The empty air weighed heavy upon him. The hazard tape still stuck down to the floor of the chamber a reminder that these remain very dangerous times.
Can it really be a mere six months ago, in this room, that he was delivering his first budget? Back then, a government minister, Nadine Dorries, had tested positive for Covid-19 a matter of hours before. Makeshift police tape had been placed over the door to her office, but everyone just crammed in regardless.
Sunak announced, to genuine cheers, that he had allocated fully £12bn to sort out this coronavirus business. This has turned out not to be enough, by somewhere in the region of £379bn.
Perhaps, in hindsight, it might have been then that it should have become clear that the government didn’t really have a clue what it was doing. But then, it’s easy to say with hindsight. Of course, many people said as much with foresight as well, but let’s not get too bogged down in all that.
He wasn’t delivering a budget today. That quite rightly had to be cancelled. A “budget” is just not the right word for the days in which we now live. Budgeting involves setting a spending limit and sticking to it. Budget hotels and budget car rentals tend to imply value for money.
There’s nothing budget about Covid-19. Oh no. That’s why this had been called merely a Winter Economic Plan, and it served to remind that, oh yes, winter is coming.
The furlough scheme, coming in at £4bn a month for the last seven months, was coming to an end, to be replaced by the Job Support Scheme. This was radical, in that it would involve actual employers paying their own staff to do actual work, rather than the government. Well, it would in theory.
For those of us whose job it is to attempt to find humour in chafingly dry fiscal statements like this, the smart move for some years now has been not to worry too much about the speech itself, but just wait for the aftermath. For most of the last 10 years, it has been possible to time, almost in seconds, how long it takes for a budget to unravel, once the economists and the financial analysts get hold of it, clear out the smoke and shatter the mirrors.

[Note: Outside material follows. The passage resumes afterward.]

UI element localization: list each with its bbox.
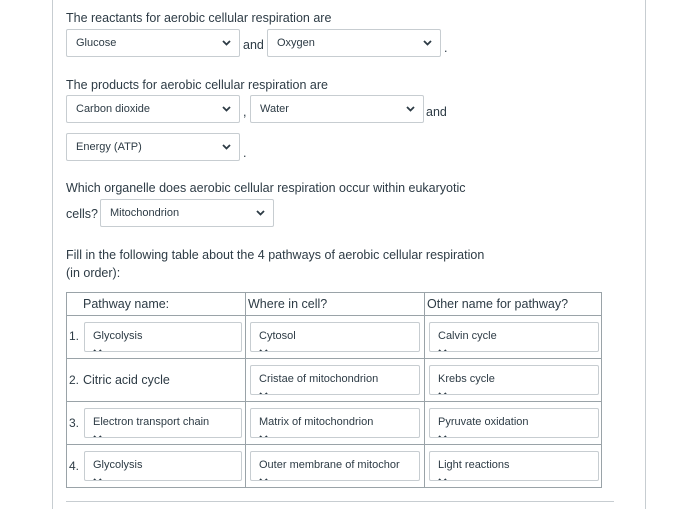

The Job Support Scheme took about two minutes to collapse as a viable proposal. Its central premise is that companies can pay their staff a third of their wages to work a third of their hours, and then the remaining two thirds, or 66 per cent of the cash, will be borne in equal 22 per cent chunks by the employee, who’ll simply lose it, the employer and the government.
It means that companies will be required to pay staff 55 per cent of their wages to do 33 per cent of their work. Alternatively, they can sack them, and hire somebody else on a part-time basis. It is hard to see this not happening. It is even harder to see how a waiter, a DJ, an airline pilot, a shop worker or anyone involved in, say, the events industry, can even hope to do 33 per cent of their job, when a pandemic has made it close to impossible to provide their services to customers who don’t want them anyway.
It was, however, good while it lasted. Some months ago, one of Sunak’s predecessors, George Osborne, pointed out that a popular chancellor is a chancellor who’s not doing his job properly.
If the halo slips on Sunak, it will also mark the daylight being let in on the magic. The magic money tree, to be precise, which has a decidedly autumnal look about it, and we all know what comes next.